Patrice Lumumba n’a été Premier ministre du Congo que pendant dix semaines, mais son héritage est celui d’un révolutionnaire bien-aimé et d’un martyr qui a rendu sa dignité au peuple congolais sortant du contexte de la domination coloniale belge, peut-être l’épisode le plus brutal du colonialisme européen de l’histoire.

Il a été trahi et assassiné alors qu’il était dans la fleur de l’âge. Mais son histoire ne commence pas avec sa mort. Il commence dans le village d’Onalua au Congo belge.

Patrice Émery Lumumba est né dans une famille d’agriculteurs le 2 juin 1925 dans la région de Katakokombe de la province du Kasaï au Congo belge. Membre de l’ethnie Tetela, il est né dans une famille catholique, mais a fait ses études dans des institutions protestantes et catholiques.

Ce n’est pas une exagération – au tournant des XIXe et XXe siècles, cette région d’Afrique est devenue le théâtre de l’un des génocides les plus brutaux et les plus méconnus. Le roi Léopold II de Belgique, dirigeant d’un État européen qui n’est ni le plus grand ni le plus influent, a réussi à transformer ce territoire africain, qui n’avait pas attiré l’attention des grandes puissances, en propriété privée. En tant qu’homme d’affaires, le roi belge s’est avéré cupide et cruel : la population locale a été réduite en esclavage et exploitée sans pitié. Pour non respect des travaux, les habitants se coupent la main. Il est difficile d’établir le nombre exact de victimes du roi entreprenant, mais il est estimé en millions. Selon certains rapports, de 1885 à 1908, jusqu’à 10 millions de personnes sont mortes au Congo à la suite des actions des colonialistes.

En 1908, en Europe, les journalistes ont commencé à écrire sur les sales actions du roi belge, et le public européen a vécu un véritable choc. Après cela, le Congo belge est passé de la propriété privée à une colonie de la Belgique. Cependant, fondamentalement, la vie des résidents locaux n’a pas changé.

Après la Seconde Guerre mondiale et au cours des années 1950, les mouvements d’indépendance sont devenus populaires dans toute l’Afrique et Patrice Lumumba a commencé à concentrer son attention sur les questions politiques.
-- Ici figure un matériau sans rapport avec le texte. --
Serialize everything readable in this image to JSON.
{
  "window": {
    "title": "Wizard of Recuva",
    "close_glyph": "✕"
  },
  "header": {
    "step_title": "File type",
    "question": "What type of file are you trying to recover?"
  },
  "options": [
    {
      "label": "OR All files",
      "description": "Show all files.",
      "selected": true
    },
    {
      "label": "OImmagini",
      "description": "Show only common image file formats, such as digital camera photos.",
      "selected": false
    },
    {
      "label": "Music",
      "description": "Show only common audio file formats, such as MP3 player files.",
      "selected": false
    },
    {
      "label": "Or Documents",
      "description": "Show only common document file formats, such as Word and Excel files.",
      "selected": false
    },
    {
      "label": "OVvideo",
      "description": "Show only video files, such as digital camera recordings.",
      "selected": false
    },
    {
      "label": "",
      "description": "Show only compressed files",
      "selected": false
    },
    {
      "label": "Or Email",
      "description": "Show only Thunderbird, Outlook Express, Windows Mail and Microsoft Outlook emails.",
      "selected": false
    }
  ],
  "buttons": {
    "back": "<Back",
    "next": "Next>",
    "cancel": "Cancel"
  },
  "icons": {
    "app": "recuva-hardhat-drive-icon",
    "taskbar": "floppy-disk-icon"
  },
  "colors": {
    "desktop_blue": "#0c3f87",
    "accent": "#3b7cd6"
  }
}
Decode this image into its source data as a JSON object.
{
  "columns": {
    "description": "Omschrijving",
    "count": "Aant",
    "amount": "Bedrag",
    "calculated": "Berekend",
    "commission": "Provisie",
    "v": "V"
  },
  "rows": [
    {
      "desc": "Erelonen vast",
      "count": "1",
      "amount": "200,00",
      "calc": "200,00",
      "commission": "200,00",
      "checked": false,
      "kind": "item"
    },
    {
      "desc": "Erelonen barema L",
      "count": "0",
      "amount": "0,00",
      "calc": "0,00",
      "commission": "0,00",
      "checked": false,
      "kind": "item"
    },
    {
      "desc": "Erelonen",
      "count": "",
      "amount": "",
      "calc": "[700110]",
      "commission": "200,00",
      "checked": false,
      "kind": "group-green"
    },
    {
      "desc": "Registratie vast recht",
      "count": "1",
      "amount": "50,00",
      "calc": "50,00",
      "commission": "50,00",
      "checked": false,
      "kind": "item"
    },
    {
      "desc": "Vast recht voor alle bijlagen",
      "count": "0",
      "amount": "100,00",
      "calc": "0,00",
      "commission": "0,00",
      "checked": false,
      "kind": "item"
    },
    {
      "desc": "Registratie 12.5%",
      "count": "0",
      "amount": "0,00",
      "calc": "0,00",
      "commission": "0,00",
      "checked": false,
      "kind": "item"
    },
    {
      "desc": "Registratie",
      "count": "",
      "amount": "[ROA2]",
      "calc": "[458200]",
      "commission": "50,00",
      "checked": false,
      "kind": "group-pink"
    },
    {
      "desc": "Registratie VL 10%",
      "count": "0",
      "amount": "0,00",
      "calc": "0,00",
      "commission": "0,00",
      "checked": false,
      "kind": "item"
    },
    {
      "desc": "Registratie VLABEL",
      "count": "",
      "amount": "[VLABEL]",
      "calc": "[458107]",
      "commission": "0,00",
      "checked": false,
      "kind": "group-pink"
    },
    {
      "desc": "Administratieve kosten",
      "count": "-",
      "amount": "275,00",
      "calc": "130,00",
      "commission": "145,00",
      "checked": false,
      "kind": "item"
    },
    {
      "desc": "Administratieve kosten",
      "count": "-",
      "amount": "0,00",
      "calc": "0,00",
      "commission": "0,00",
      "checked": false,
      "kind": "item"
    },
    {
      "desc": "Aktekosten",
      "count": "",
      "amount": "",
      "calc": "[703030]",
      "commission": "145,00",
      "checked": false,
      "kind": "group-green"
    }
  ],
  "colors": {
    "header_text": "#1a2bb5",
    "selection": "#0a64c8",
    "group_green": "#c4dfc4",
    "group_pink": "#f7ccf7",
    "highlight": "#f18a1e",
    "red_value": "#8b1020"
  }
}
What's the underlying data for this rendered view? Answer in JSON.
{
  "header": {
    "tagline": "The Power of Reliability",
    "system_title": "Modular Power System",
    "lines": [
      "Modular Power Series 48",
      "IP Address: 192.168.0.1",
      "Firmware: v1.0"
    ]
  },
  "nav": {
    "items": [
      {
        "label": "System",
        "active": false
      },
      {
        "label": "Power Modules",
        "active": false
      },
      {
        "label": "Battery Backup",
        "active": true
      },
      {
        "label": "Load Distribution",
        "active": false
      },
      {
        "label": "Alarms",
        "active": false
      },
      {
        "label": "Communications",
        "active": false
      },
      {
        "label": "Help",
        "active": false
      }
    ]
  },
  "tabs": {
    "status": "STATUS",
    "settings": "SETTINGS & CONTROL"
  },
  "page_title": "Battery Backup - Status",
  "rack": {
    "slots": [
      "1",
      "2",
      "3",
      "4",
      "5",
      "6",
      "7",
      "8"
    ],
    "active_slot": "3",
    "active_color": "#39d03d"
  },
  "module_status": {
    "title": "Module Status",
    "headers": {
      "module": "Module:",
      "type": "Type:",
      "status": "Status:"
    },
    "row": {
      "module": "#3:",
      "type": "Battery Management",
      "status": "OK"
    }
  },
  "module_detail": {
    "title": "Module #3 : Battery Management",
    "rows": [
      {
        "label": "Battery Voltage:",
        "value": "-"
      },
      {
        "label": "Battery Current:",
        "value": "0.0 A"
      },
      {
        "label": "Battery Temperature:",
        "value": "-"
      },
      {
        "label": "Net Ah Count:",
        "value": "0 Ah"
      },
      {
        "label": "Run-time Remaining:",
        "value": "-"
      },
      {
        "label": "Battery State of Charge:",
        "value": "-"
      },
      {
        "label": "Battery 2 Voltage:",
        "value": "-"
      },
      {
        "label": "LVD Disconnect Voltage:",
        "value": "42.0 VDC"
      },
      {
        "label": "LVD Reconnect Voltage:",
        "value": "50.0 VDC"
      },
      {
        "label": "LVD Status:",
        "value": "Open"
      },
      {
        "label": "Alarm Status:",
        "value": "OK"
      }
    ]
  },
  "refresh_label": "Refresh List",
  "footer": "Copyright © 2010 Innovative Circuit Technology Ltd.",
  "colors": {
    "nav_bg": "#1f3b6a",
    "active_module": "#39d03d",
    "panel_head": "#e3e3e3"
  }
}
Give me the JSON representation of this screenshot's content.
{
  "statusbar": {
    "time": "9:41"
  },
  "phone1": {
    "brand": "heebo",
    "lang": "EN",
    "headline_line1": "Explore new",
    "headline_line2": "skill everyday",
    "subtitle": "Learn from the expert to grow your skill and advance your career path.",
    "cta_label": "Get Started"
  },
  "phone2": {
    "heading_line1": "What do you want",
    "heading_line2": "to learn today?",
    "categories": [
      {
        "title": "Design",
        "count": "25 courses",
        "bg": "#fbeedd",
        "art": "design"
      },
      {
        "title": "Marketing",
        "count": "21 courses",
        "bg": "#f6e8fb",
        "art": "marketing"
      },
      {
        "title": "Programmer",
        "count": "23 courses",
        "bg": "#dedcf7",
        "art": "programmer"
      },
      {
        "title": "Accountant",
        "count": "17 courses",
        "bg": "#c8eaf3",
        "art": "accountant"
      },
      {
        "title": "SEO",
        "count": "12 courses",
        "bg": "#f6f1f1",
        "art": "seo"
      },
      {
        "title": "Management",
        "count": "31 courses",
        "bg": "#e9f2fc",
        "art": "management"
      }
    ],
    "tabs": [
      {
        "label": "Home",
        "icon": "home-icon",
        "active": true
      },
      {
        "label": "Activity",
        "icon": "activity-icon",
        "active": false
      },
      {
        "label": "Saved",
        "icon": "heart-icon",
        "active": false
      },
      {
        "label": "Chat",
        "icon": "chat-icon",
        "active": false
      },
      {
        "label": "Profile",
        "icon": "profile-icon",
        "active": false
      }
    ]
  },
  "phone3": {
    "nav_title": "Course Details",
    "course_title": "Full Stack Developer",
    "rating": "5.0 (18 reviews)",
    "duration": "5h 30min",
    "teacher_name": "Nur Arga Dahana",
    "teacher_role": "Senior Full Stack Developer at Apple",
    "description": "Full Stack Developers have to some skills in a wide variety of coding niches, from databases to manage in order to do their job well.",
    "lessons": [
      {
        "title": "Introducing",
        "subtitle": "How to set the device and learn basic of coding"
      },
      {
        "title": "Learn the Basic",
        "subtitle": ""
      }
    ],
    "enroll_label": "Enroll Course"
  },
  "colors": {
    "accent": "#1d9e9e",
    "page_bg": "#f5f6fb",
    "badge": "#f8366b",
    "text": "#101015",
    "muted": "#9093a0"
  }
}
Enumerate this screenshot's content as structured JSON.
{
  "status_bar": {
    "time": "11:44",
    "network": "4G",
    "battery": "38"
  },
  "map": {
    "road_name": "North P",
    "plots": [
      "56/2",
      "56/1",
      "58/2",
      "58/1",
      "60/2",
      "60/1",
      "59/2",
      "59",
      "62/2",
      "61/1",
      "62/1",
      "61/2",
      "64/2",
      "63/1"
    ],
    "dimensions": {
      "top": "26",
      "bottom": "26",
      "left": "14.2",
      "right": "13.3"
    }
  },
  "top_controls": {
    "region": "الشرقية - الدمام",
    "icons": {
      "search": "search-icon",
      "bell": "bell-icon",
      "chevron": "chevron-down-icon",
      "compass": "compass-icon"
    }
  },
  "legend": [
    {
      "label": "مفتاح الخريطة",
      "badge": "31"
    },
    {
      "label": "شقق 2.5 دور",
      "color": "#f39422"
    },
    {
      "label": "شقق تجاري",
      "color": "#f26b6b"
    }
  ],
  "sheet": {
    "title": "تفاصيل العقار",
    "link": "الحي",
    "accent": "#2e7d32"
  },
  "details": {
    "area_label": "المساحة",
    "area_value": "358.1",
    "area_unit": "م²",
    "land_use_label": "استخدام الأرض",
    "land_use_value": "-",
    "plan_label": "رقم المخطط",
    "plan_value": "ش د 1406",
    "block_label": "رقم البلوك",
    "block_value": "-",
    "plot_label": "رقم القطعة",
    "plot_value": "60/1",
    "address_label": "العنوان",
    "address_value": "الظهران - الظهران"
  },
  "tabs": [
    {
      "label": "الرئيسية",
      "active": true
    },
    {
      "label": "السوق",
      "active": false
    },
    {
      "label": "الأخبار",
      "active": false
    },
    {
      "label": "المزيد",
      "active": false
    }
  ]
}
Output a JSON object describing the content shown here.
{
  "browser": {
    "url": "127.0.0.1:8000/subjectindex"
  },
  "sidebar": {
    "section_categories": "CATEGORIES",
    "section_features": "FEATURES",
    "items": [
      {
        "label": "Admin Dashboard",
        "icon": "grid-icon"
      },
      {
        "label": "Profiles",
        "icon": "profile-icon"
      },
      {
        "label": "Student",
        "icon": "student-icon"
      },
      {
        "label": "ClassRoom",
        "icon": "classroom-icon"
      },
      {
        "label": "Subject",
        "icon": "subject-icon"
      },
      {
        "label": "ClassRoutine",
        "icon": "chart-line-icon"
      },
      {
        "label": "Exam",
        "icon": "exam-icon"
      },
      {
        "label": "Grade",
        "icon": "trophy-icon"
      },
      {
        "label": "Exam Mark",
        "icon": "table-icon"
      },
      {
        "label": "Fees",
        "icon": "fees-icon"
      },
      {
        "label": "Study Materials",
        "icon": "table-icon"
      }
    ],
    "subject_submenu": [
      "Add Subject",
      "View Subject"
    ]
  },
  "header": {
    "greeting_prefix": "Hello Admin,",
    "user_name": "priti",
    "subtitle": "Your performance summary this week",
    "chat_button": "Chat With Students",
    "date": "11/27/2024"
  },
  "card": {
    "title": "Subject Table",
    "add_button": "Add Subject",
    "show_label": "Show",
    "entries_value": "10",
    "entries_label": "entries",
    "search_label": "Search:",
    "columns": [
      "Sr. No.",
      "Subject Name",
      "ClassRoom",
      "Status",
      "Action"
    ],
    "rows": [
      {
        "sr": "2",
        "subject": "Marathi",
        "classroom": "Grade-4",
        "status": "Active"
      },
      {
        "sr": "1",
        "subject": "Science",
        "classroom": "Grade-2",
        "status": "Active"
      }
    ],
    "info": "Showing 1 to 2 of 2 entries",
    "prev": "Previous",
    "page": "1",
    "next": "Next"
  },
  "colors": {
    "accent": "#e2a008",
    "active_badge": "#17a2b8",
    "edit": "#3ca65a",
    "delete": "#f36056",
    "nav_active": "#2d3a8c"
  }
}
En 1956, il a été arrêté pour avoir détourné 2 500 $ du bureau de poste. Il a été reconnu coupable et condamné à un an de prison.

Entrée en politique

À sa sortie de prison, Patrice Lumumba a aidé à fonder le Mouvement national congolais (MNC), qui était un mouvement de gauche qui s’appuyait sur l’ensemble du spectre ethnique. Son charisme personnel l’a amené à avoir un énorme succès par rapport aux autres dirigeants du mouvement.

En 1958, il se rend au Ghana et rencontre Kwame Nkrumah, qui était un ardent panafricaniste . Cette réunion a encore renforcé les croyances panafricaines de Lumumba.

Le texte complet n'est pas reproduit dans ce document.